At least 13 people were confirmed dead yesterday, at least 25 were injured and at least 50 had to be rescued by helicopters.
Those numbers could increase when the search is deepened and expanded Wednesday, with a major search-and-rescue team arriving from nearby Los Angeles County and help from the Coast Guard and National Guard along with law enforcement. They'll focus first on finding survivors.
The sheriff said "at least several dozen homes that have been either destroyed or severely damaged, and likely many other ones are in areas that are as-yet inaccessible." He said it's likely they'll find more people amid that destruction.
The search for the missing whose numbers are uncertain will continue through the night and then intensify after daylight Wednesday, authorities said.
Most deaths were believed to have occurred in Montecito, said Santa Barbara County spokesman David Villalobos. The wealthy enclave of about 9,000 people northwest of Los Angeles is home to such celebrities as Oprah Winfrey, Rob Lowe and Ellen DeGeneres,
"What a day!" Winfrey said. "Praying for our community again in Santa Barbara."
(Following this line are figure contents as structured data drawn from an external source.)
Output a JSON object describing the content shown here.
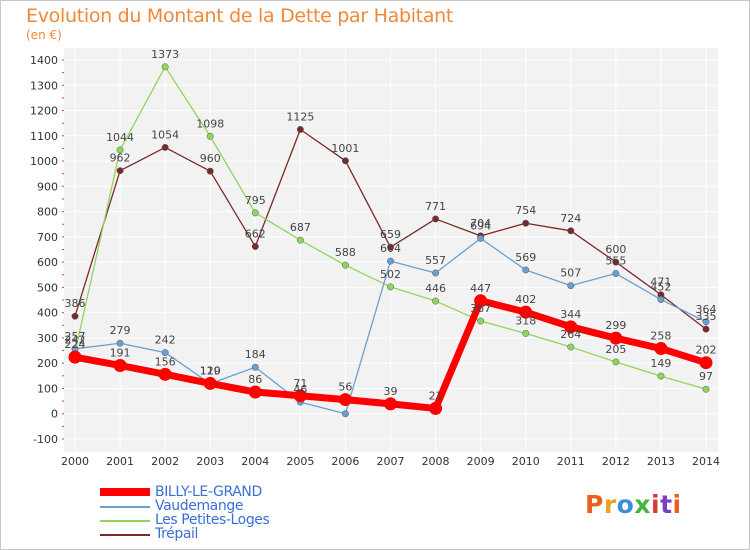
{
  "header": {
    "title": "Evolution du Montant de la Dette par Habitant",
    "unit": "(en €)"
  },
  "logo": {
    "text": "Proxiti",
    "colors": [
      "#e85f1e",
      "#f0a020",
      "#3b8fd8",
      "#49b33f",
      "#d93b3b",
      "#7d3fbf",
      "#e85f1e"
    ]
  },
  "chart_data": {
    "type": "line",
    "categories": [
      "2000",
      "2001",
      "2002",
      "2003",
      "2004",
      "2005",
      "2006",
      "2007",
      "2008",
      "2009",
      "2010",
      "2011",
      "2012",
      "2013",
      "2014"
    ],
    "y_ticks": [
      "-100",
      "0",
      "100",
      "200",
      "300",
      "400",
      "500",
      "600",
      "700",
      "800",
      "900",
      "1000",
      "1100",
      "1200",
      "1300",
      "1400"
    ],
    "ylim": [
      -100,
      1450
    ],
    "grid": true,
    "legend_position": "bottom-left",
    "series": [
      {
        "name": "Trépail",
        "color": "#7a2a2a",
        "thick": false,
        "values": [
          386,
          962,
          1054,
          960,
          662,
          1125,
          1001,
          659,
          771,
          704,
          754,
          724,
          600,
          471,
          335
        ],
        "labels": [
          "386",
          "962",
          "1054",
          "960",
          "662",
          "1125",
          "1001",
          "659",
          "771",
          "704",
          "754",
          "724",
          "600",
          "471",
          "335"
        ]
      },
      {
        "name": "Les Petites-Loges",
        "color": "#8fd65a",
        "thick": false,
        "values": [
          242,
          1044,
          1373,
          1098,
          795,
          687,
          588,
          502,
          446,
          367,
          318,
          264,
          205,
          149,
          97
        ],
        "labels": [
          "242",
          "1044",
          "1373",
          "1098",
          "795",
          "687",
          "588",
          "502",
          "446",
          "367",
          "318",
          "264",
          "205",
          "149",
          "97"
        ]
      },
      {
        "name": "Vaudemange",
        "color": "#6aa0d0",
        "thick": false,
        "values": [
          257,
          279,
          242,
          119,
          184,
          46,
          0,
          604,
          557,
          694,
          569,
          507,
          555,
          452,
          364
        ],
        "labels": [
          "257",
          "279",
          "242",
          "119",
          "184",
          "46",
          "",
          "604",
          "557",
          "694",
          "569",
          "507",
          "555",
          "452",
          "364"
        ]
      },
      {
        "name": "BILLY-LE-GRAND",
        "color": "#ff0000",
        "thick": true,
        "values": [
          224,
          191,
          156,
          120,
          86,
          71,
          56,
          39,
          21,
          447,
          402,
          344,
          299,
          258,
          202
        ],
        "labels": [
          "224",
          "191",
          "156",
          "120",
          "86",
          "71",
          "56",
          "39",
          "21",
          "447",
          "402",
          "344",
          "299",
          "258",
          "202"
        ]
      }
    ]
  },
  "legend": [
    {
      "label": "BILLY-LE-GRAND",
      "color": "#ff0000",
      "thick": true
    },
    {
      "label": "Vaudemange",
      "color": "#6aa0d0",
      "thick": false
    },
    {
      "label": "Les Petites-Loges",
      "color": "#8fd65a",
      "thick": false
    },
    {
      "label": "Trépail",
      "color": "#7a2a2a",
      "thick": false
    }
  ]
}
A mud-caked 14-year-old girl was among the dozens rescued on the ground Tuesday. She was pulled from a collapsed Montecito home where she had been trapped for hours.
"I thought I was dead for a minute there," the dazed girl could be heard saying on video posted by KNBC-TV before she was taken away on a stretcher.
The mud was unleashed in the dead of night by flash flooding in the steep, fire-scarred Santa Ynez Mountains. Burned-over zones are especially susceptible to destructive mudslides because scorched earth doesn't absorb water well and the land is easily eroded when there are no shrubs.
The torrent arrived suddenly and with a sound some likened to a freight train as water carrying rocks and trees washed away cars and trashed homes.
Thomas Tighe said he stepped outside his Montecito home in the middle of the night and heard "a deep rumbling, an ominous sound I knew was ... boulders moving as the mud was rising."
In daylight, Tighe was shocked to see a body pinned by muck against his neighbor's home. He wasn't sure who it was. Authorities had been bracing for the possibility of catastrophic flooding because of heavy rain in the forecast for the first time in 10 months.
Evacuations were ordered beneath recently burned areas of Santa Barbara, Ventura and Los Angeles counties. But only an estimated 10 to 15 percent of people in a mandatory evacuation area of Santa Barbara County heeded the warning, authorities said.
The worst of the rainfall occurred in a 15-minute span starting at 3:30 a.m. Montecito got more than a half-inch in five minutes, while Carpinteria received nearly an inch in 15 minutes.